Praised by The New York Times for its “well-blended sound,” the West Village Chorale is a 70-voice ensemble based in New York City. Founded in 1971, the Chorale performs a wide-ranging repertoire from traditional choral works to contemporary commissions, and is currently in residence at Judson Memorial Church. Under the direction of Artistic Director Colin Britt, the ensemble continues to expand its artistic reach through concerts, community events, and collaborations across the city.
Founded in 2005 by visionary Artistic Director Samuel Pott, Nimbus Dance bridges the gap between world-class performance and community engagement. Nimbus Dance is nationally recognized for its distinctive, highly physical concert dance that reveals poignant insights into contemporary life. The company’s aesthetic “splits the difference between traditionalism and modernism… A Nimbus Dance piece can pivot from ballet to Broadway to Beyoncé in a few beats” (Tris McCall, Jersey City Times).
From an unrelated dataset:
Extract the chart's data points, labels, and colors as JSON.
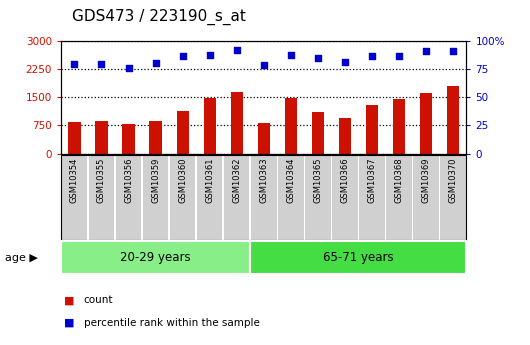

The company tours nationally, impacting over 16,000 people annually, maintains its home base at the Nimbus Arts Center in Jersey City’s Powerhouse Arts District—a 14,500 sq ft venue supporting interdisciplinary arts and housing the School of Nimbus– and recently opened a second facility in Summit, NJ. Recent collaborations include work with the Boston Symphony at Tanglewood, the New Jersey Symphony at NJPAC, the Gordon Parks Foundation, and the Bar Harbor Music Festival at the Acadia Dance Festival, which Nimbus produces. The organization’s education programs serve 6,500 youth across New Jersey annually.